When a drunk driving arrest is made in New Jersey, the most important pieces of evidence that will lead to a conviction or an acquittal are the field sobriety tests. It is the field sobriety tests that form the basis of the investigation continuing to breath tests. The breath tests will verify that the driver has a blood alcohol content above the legal limit and, barring any mistakes on the part of the officer, it is difficult to contradict the BAC results.

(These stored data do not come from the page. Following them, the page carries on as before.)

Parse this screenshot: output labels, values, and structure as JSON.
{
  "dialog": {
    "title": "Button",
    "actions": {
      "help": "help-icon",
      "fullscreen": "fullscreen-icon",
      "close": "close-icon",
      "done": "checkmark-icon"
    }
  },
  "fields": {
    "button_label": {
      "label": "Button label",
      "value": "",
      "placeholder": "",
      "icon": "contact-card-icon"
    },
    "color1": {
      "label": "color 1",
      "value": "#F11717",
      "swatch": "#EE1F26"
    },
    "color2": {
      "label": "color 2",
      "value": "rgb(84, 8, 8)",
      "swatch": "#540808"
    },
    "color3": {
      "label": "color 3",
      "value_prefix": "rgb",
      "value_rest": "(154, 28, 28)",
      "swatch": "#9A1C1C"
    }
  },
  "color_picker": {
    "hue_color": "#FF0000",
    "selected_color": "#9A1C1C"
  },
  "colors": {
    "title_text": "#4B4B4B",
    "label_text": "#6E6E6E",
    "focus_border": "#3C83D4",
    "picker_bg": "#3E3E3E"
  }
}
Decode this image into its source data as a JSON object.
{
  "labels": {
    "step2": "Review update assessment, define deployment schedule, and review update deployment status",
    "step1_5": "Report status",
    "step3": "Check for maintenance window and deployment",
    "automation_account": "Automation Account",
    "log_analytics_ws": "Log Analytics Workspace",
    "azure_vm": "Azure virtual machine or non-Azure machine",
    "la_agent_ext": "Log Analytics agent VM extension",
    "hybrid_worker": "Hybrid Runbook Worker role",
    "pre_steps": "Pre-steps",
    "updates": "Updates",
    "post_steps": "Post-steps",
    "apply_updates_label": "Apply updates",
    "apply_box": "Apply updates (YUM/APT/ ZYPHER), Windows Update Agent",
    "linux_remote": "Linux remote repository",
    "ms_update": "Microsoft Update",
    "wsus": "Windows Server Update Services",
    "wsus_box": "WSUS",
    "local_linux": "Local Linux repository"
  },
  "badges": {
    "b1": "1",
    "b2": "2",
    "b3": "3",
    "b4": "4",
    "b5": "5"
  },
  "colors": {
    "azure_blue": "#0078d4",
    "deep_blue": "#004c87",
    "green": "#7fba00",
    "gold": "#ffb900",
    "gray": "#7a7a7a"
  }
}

When a driver and an attorney are trying to find ways to have the charges dismissed or to receive an acquittal, one of the most common ways in which this is done is to challenge the field sobriety tests if they have been conducted improperly.
Protocol For A DWI Stop
A law enforcement officer must have reasonable cause to make a DWI stop. This can include a driver breaking a traffic law, driving erratically or the officer can act on a tip from a witness. If there is no just cause to make the stop and the officer makes it anyway, the charges can be dismissed whether the driver was drunk or not.
After the stop has been made the officer will speak to the driver to look for clear signals of intoxication. This can include slurring of words when speaking, having bloodshot eyes and the officer smelling alcohol. After it has been established that a DWI might be taking place, the officer will have the driver take field sobriety tests.
If the driver fails the field sobriety tests, there will be a breath test given. For the breath test, if a driver age 21 or over registers a blood alcohol content of 0.08% or above, there will be an arrest. For a driver under age 21, the level is 0.01%. For a commercial driver, it is 0.04%.
Penalties For A DWI Conviction
The penalties depend on how many times the driver has been convicted of DWI, the circumstances surrounding the arrest and the level of alcohol in the blood. For a first DWI offense with a BAC of 0.08% and below 0.10%, there will be a driver’s license suspension of three months. A fine will be assessed for between $250 and $400. There can be up to 30 days in jail. A surcharge of $1,000 will be paid annually for three years. $100 each will be paid to the drunk driving fund and the Alcohol Education and Rehabilitation Fund (AERF). $75 will go to the Neighborhood Services Fund. $230 will be paid to the Intoxicated Driver Resource Center (IDRC).
If a driver is arrested with a BAC of 0.10% or higher, is caught committing a DWI in a school zone or has been convicted numerous times, the penalties will be much more significant.
Standardized Field Sobriety Tests And Breath Tests
The National Highway Transportation Safety Administration (NHTSA) has provided recommendations for field sobriety tests that it deems to be trustworthy. The three that are most commonly used and accepted are the Walk and Turn test, the Horizontal Gaze Nystagmus test and the One-Leg Stand test. There are, of course, other tests that are given, but it’s these three that are considered the most accurate when deciding on a driver’s sobriety and whether breath testing is needed.
The Walk and Turn test involves the driver standing with both feet together and walking a straight line, stopping and then turning around to walk back to the original spot.
The Horizontal Gaze Nystagmus will have involve the officer having the driver stare straight ahead at an object such as a pen or a small flashlight. The officer will them move it left and right in the driver’s field of vision and look for inadvertent jerking of the eyeball that can indicate intoxication.
The One-Leg Stand test will have the driver place the arms out to the side and lift one leg with the toes pointed outward. If balance is lost, it can be seen as evidence of intoxication.
With these field sobriety tests and others, there are always potential reasons for the driver to fail them that have nothing to do with being drunk. For example, if there is a medical condition that prevents the driver from walking a straight line or standing with a leg in the air without losing balance, that can be relevant. There also might be a medical condition or medication that leads to the eyes jerking involuntarily during Horizontal Gaze Nystagmus. If the tests are given in an area that is uneven, rocky or has potholes, the driver might not have been able to complete them as required not due to drunkenness, but due to circumstance.
With breath tests, there is also a chance that the officer didn’t follow the proper protocol. It is required that the officer observe the driver for 20 uninterrupted minutes to make sure that the driver doesn’t do anything to compromise the test’s validity such as regurgitating, chewing gum or drinking soda. Failure to follow that protocol can result in the test being invalid. The officer must be certified to give the test and the breathalyzer machine must be properly calibrated.
It is up to the defense attorney to study the evidence, speak to the defendant regarding the circumstances surrounding the DWI stop and decide how best to contradict the evidence presented by the officer and the prosecution. If the tests were given improperly, it could be a chance for the attorney to have the charges dropped or to get an acquittal.